Haber, 1. Dünya Savaşı sırasında, Almanya adına kimyasal silah geliştirme araştırmaları yapmaya başladı. Savaş, siper savaşına dönüşünce, Almanlar siperleri aşabilecek bir silah arayışına giriştiler. Haber, kimyasal yöntemlerle siperlerin temizlenebileceğini düşünmüş ve ünlü klor gazını geliştirmişti. Haber'in gözlemci olarak katıldığı 1915'teki İkinci Ypres Savaşı'nda, Almanlar Fransızlara karşı dünya tarihinde ilk defa bu gazı kullandı ve 67 bin kişi hayatını kaybetti.
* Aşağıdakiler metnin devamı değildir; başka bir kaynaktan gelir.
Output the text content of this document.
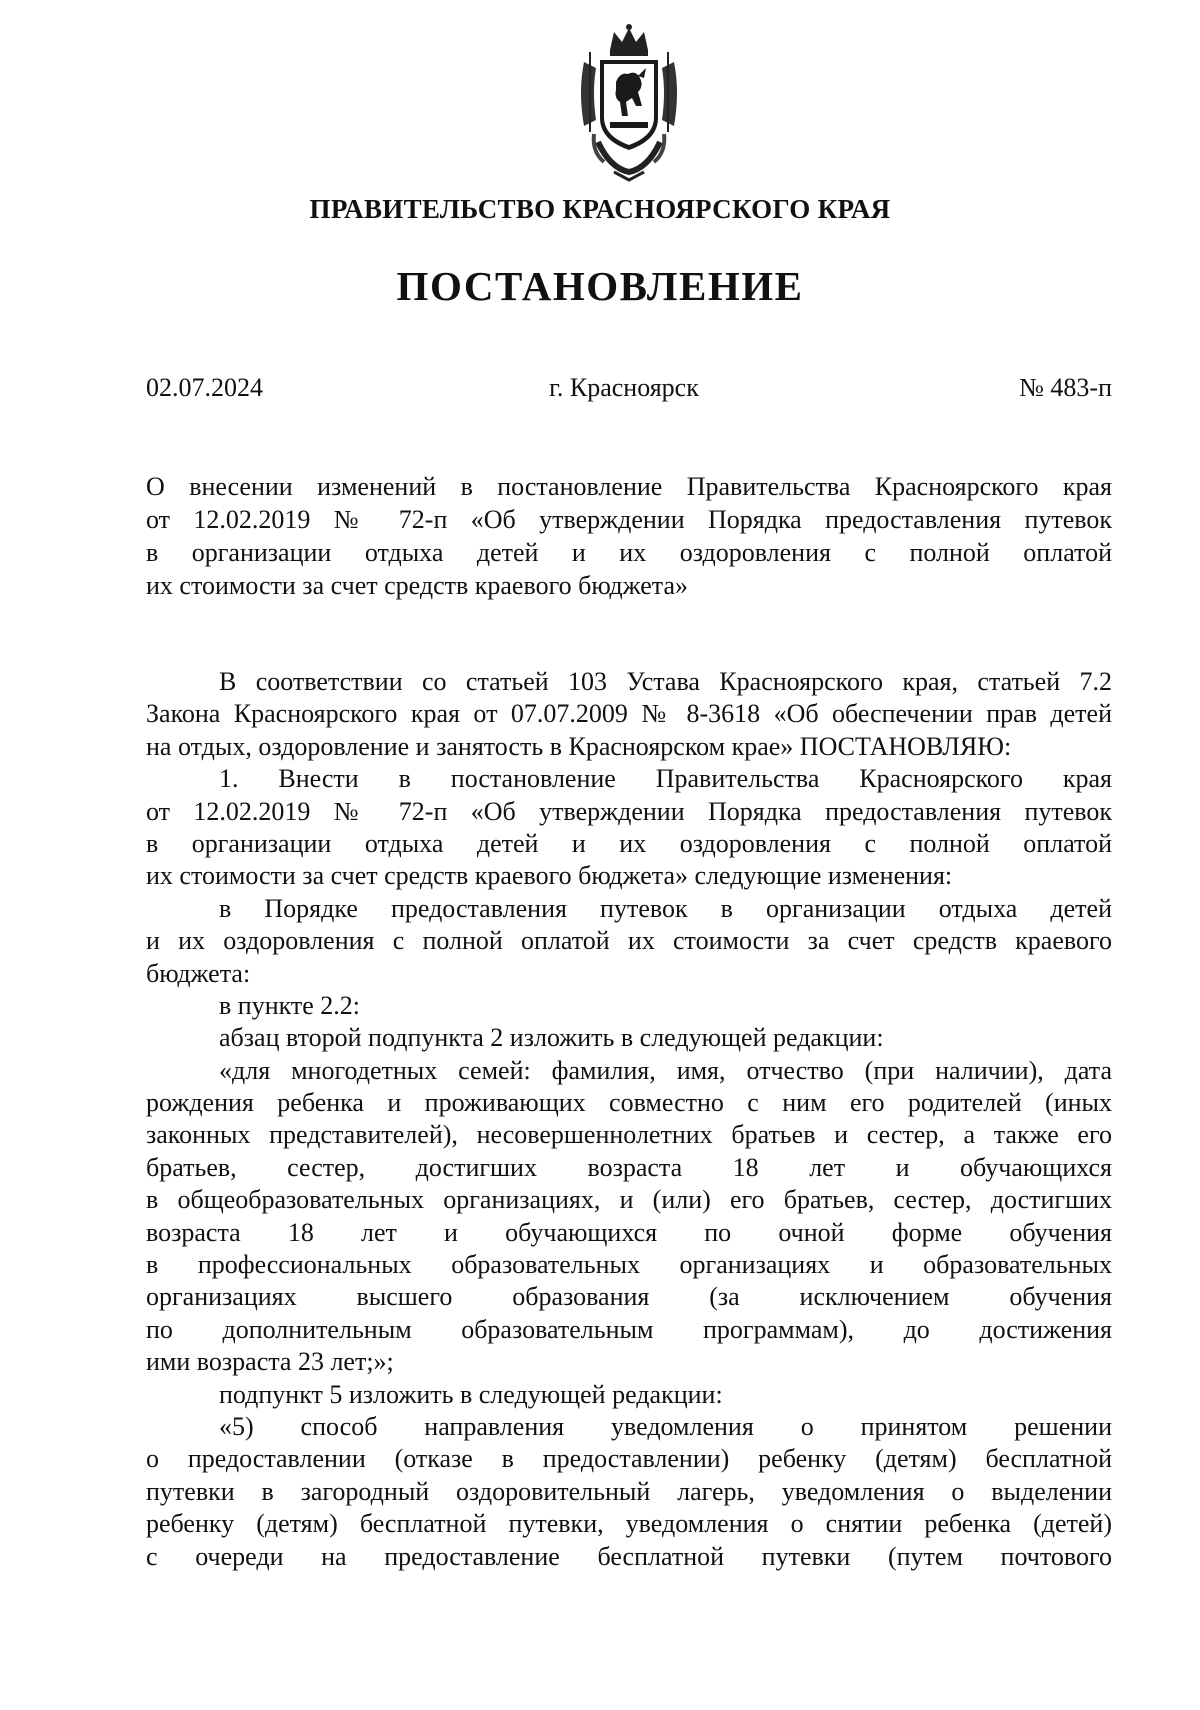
ПРАВИТЕЛЬСТВО КРАСНОЯРСКОГО КРАЯ
ПОСТАНОВЛЕНИЕ
02.07.2024	г. Красноярск	№ 483-п
О внесении изменений в постановление Правительства Красноярского края
от 12.02.2019 № 72-п «Об утверждении Порядка предоставления путевок
в организации отдыха детей и их оздоровления с полной оплатой
их стоимости за счет средств краевого бюджета»
В соответствии со статьей 103 Устава Красноярского края, статьей 7.2
Закона Красноярского края от 07.07.2009 № 8-3618 «Об обеспечении прав детей
на отдых, оздоровление и занятость в Красноярском крае» ПОСТАНОВЛЯЮ:
1. Внести в постановление Правительства Красноярского края
от 12.02.2019 № 72-п «Об утверждении Порядка предоставления путевок
в организации отдыха детей и их оздоровления с полной оплатой
их стоимости за счет средств краевого бюджета» следующие изменения:
в Порядке предоставления путевок в организации отдыха детей
и их оздоровления с полной оплатой их стоимости за счет средств краевого
бюджета:
в пункте 2.2:
абзац второй подпункта 2 изложить в следующей редакции:
«для многодетных семей: фамилия, имя, отчество (при наличии), дата
рождения ребенка и проживающих совместно с ним его родителей (иных
законных представителей), несовершеннолетних братьев и сестер, а также его
братьев, сестер, достигших возраста 18 лет и обучающихся
в общеобразовательных организациях, и (или) его братьев, сестер, достигших
возраста 18 лет и обучающихся по очной форме обучения
в профессиональных образовательных организациях и образовательных
организациях высшего образования (за исключением обучения
по дополнительным образовательным программам), до достижения
ими возраста 23 лет;»;
подпункт 5 изложить в следующей редакции:
«5) способ направления уведомления о принятом решении
о предоставлении (отказе в предоставлении) ребенку (детям) бесплатной
путевки в загородный оздоровительный лагерь, уведомления о выделении
ребенку (детям) бесплатной путевки, уведомления о снятии ребенка (детей)
с очереди на предоставление бесплатной путевки (путем почтового
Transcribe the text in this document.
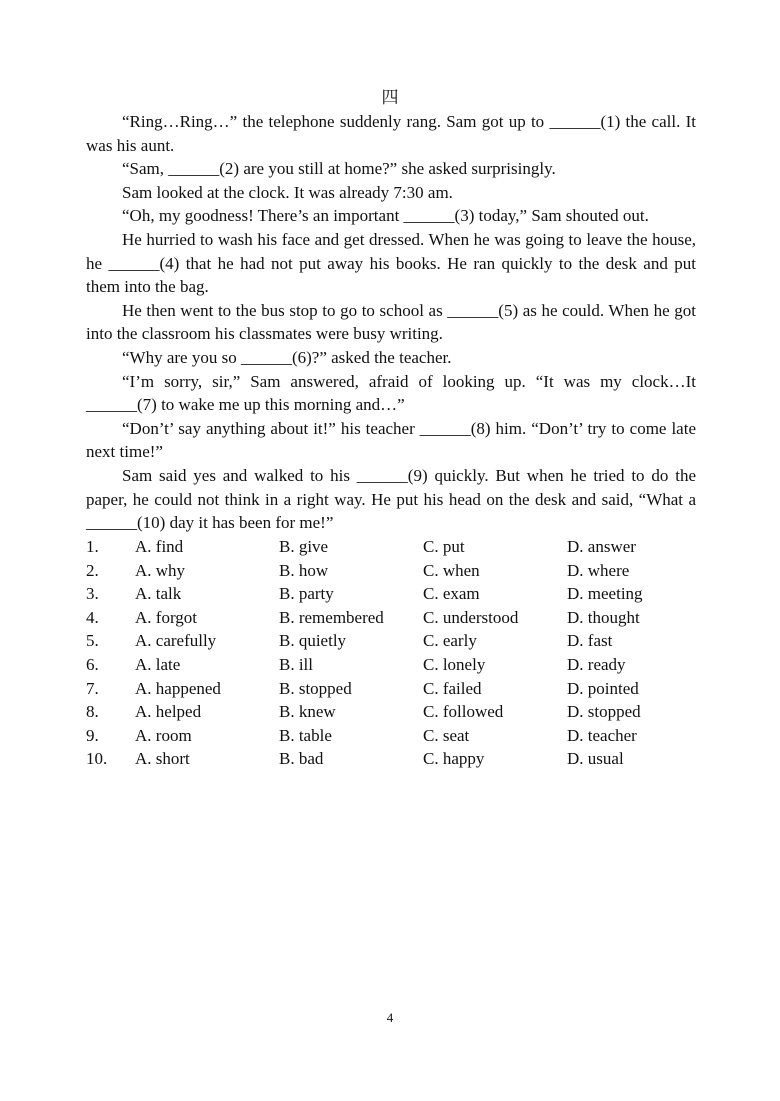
四

“Ring…Ring…” the telephone suddenly rang. Sam got up to ______(1) the call. It was his aunt.

“Sam, ______(2) are you still at home?” she asked surprisingly.

Sam looked at the clock. It was already 7:30 am.

“Oh, my goodness! There’s an important ______(3) today,” Sam shouted out.

He hurried to wash his face and get dressed. When he was going to leave the house, he ______(4) that he had not put away his books. He ran quickly to the desk and put them into the bag.

He then went to the bus stop to go to school as ______(5) as he could. When he got into the classroom his classmates were busy writing.

“Why are you so ______(6)?” asked the teacher.

“I’m sorry, sir,” Sam answered, afraid of looking up. “It was my clock…It ______(7) to wake me up this morning and…”

“Don’t’ say anything about it!” his teacher ______(8) him. “Don’t’ try to come late next time!”

Sam said yes and walked to his ______(9) quickly. But when he tried to do the paper, he could not think in a right way. He put his head on the desk and said, “What a ______(10) day it has been for me!”

1.	A. find	B. give	C. put	D. answer
2.	A. why	B. how	C. when	D. where
3.	A. talk	B. party	C. exam	D. meeting
4.	A. forgot	B. remembered	C. understood	D. thought
5.	A. carefully	B. quietly	C. early	D. fast
6.	A. late	B. ill	C. lonely	D. ready
7.	A. happened	B. stopped	C. failed	D. pointed
8.	A. helped	B. knew	C. followed	D. stopped
9.	A. room	B. table	C. seat	D. teacher
10.	A. short	B. bad	C. happy	D. usual
4
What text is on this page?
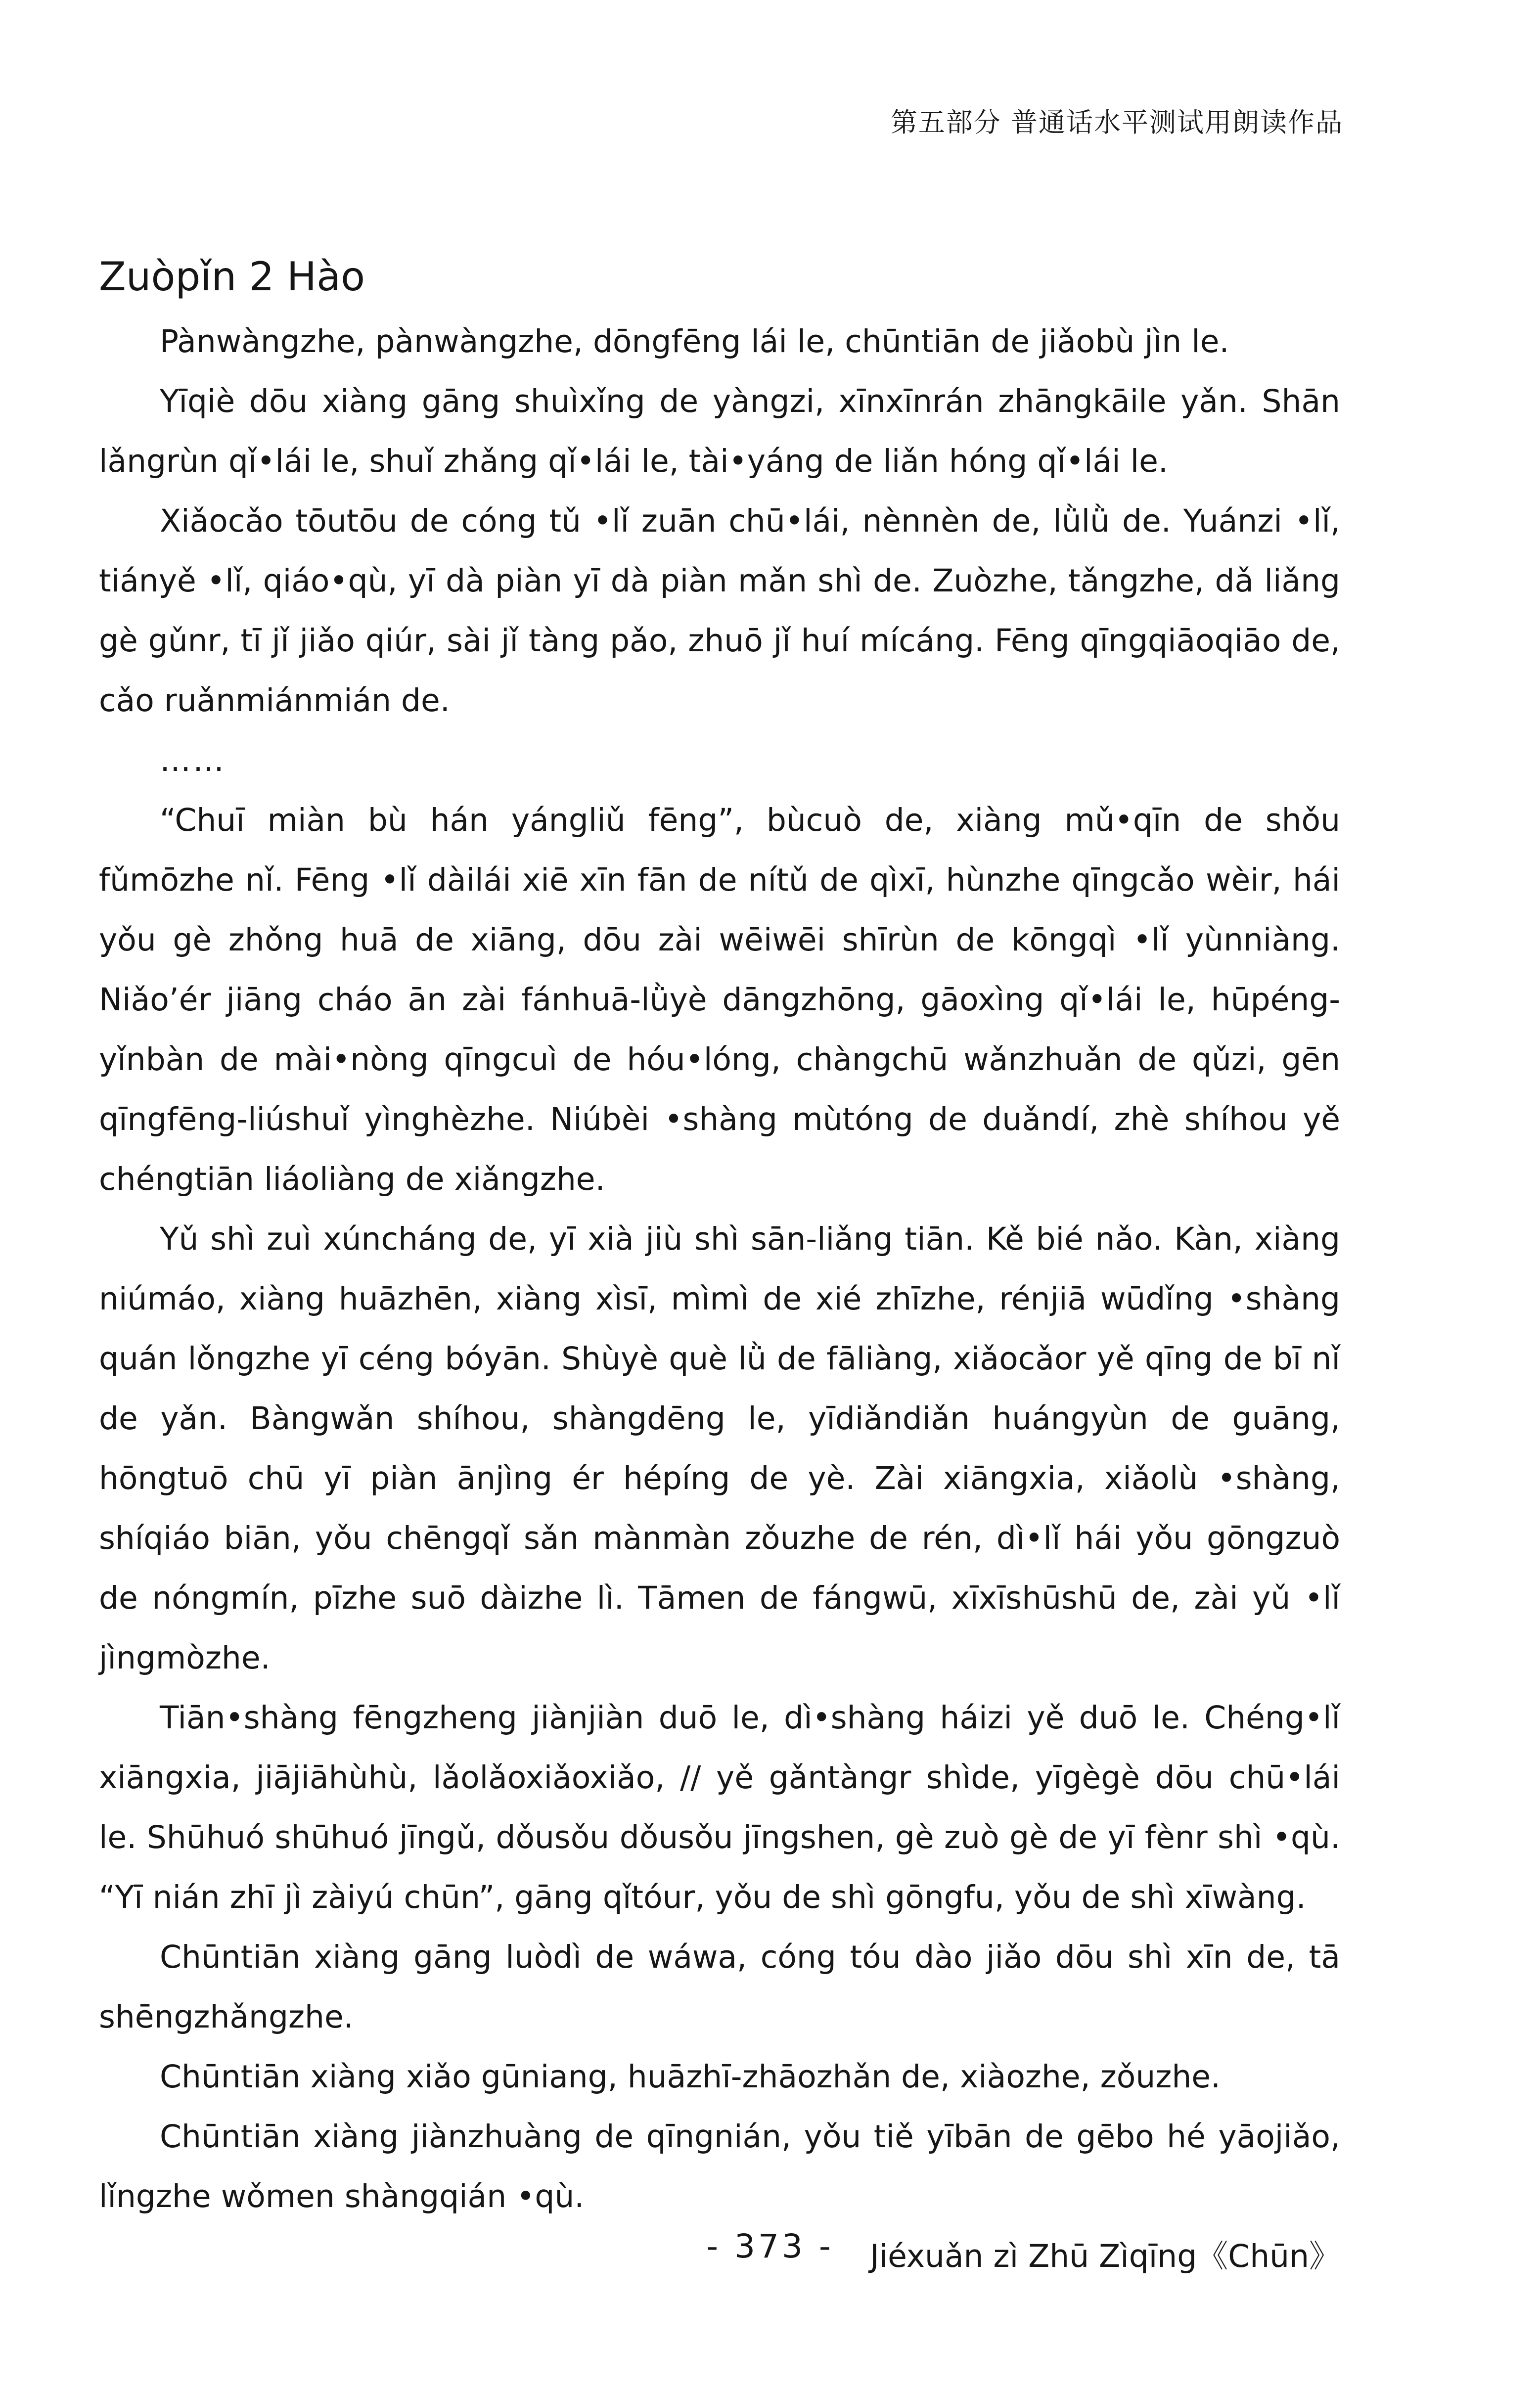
第五部分 普通话水平测试用朗读作品
Zuòpǐn 2 Hào

Pànwàngzhe, pànwàngzhe, dōngfēng lái le, chūntiān de jiǎobù jìn le.

Yīqiè dōu xiàng gāng shuìxǐng de yàngzi, xīnxīnrán zhāngkāile yǎn. Shān lǎngrùn qǐ•lái le, shuǐ zhǎng qǐ•lái le, tài•yáng de liǎn hóng qǐ•lái le.

Xiǎocǎo tōutōu de cóng tǔ •lǐ zuān chū•lái, nènnèn de, lǜlǜ de. Yuánzi •lǐ, tiányě •lǐ, qiáo•qù, yī dà piàn yī dà piàn mǎn shì de. Zuòzhe, tǎngzhe, dǎ liǎng gè gǔnr, tī jǐ jiǎo qiúr, sài jǐ tàng pǎo, zhuō jǐ huí mícáng. Fēng qīngqiāoqiāo de, cǎo ruǎnmiánmián de.

……

“Chuī miàn bù hán yángliǔ fēng”, bùcuò de, xiàng mǔ•qīn de shǒu fǔmōzhe nǐ. Fēng •lǐ dàilái xiē xīn fān de nítǔ de qìxī, hùnzhe qīngcǎo wèir, hái yǒu gè zhǒng huā de xiāng, dōu zài wēiwēi shīrùn de kōngqì •lǐ yùnniàng. Niǎo’ér jiāng cháo ān zài fánhuā-lǜyè dāngzhōng, gāoxìng qǐ•lái le, hūpéng-yǐnbàn de mài•nòng qīngcuì de hóu•lóng, chàngchū wǎnzhuǎn de qǔzi, gēn qīngfēng-liúshuǐ yìnghèzhe. Niúbèi •shàng mùtóng de duǎndí, zhè shíhou yě chéngtiān liáoliàng de xiǎngzhe.

Yǔ shì zuì xúncháng de, yī xià jiù shì sān-liǎng tiān. Kě bié nǎo. Kàn, xiàng niúmáo, xiàng huāzhēn, xiàng xìsī, mìmì de xié zhīzhe, rénjiā wūdǐng •shàng quán lǒngzhe yī céng bóyān. Shùyè què lǜ de fāliàng, xiǎocǎor yě qīng de bī nǐ de yǎn. Bàngwǎn shíhou, shàngdēng le, yīdiǎndiǎn huángyùn de guāng, hōngtuō chū yī piàn ānjìng ér hépíng de yè. Zài xiāngxia, xiǎolù •shàng, shíqiáo biān, yǒu chēngqǐ sǎn mànmàn zǒuzhe de rén, dì•lǐ hái yǒu gōngzuò de nóngmín, pīzhe suō dàizhe lì. Tāmen de fángwū, xīxīshūshū de, zài yǔ •lǐ jìngmòzhe.

Tiān•shàng fēngzheng jiànjiàn duō le, dì•shàng háizi yě duō le. Chéng•lǐ xiāngxia, jiājiāhùhù, lǎolǎoxiǎoxiǎo, // yě gǎntàngr shìde, yīgègè dōu chū•lái le. Shūhuó shūhuó jīngǔ, dǒusǒu dǒusǒu jīngshen, gè zuò gè de yī fènr shì •qù. “Yī nián zhī jì zàiyú chūn”, gāng qǐtóur, yǒu de shì gōngfu, yǒu de shì xīwàng.

Chūntiān xiàng gāng luòdì de wáwa, cóng tóu dào jiǎo dōu shì xīn de, tā shēngzhǎngzhe.

Chūntiān xiàng xiǎo gūniang, huāzhī-zhāozhǎn de, xiàozhe, zǒuzhe.

Chūntiān xiàng jiànzhuàng de qīngnián, yǒu tiě yībān de gēbo hé yāojiǎo, lǐngzhe wǒmen shàngqián •qù.

Jiéxuǎn zì Zhū Zìqīng《Chūn》

- 373 -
Barış yanlısı ve kendisi gibi doktoralı bir kimyacı olan eşi Clara Immerwahr, Haber'e engel olmaya çalıştı, Ypres'teki trajediye engel olamayınca, dayanamayıp tüfeği ile intihar etti. Kendisini Alman milliyetçisi olarak tanımlayan Haber, bu durumdan etkilenmedi ve birkaç gün sonra silahının Ruslar üstünde kullanımını gözlemlemek için Batı cephesine yol aldı. Aynı zamanda Fransa'da, bir başka Nobel Ödülü alacak kimyacı Victor Grignard, Fransızlara kimyasal silah geliştirmek için çalışmalar yapıyordu.
İlk kimyasal silahı geliştiren Haber, Alman askerlerin bu silahtan etkilenmemesi için, bu silahın etkilerini önleyecek olan gaz maskesini de geliştirdi.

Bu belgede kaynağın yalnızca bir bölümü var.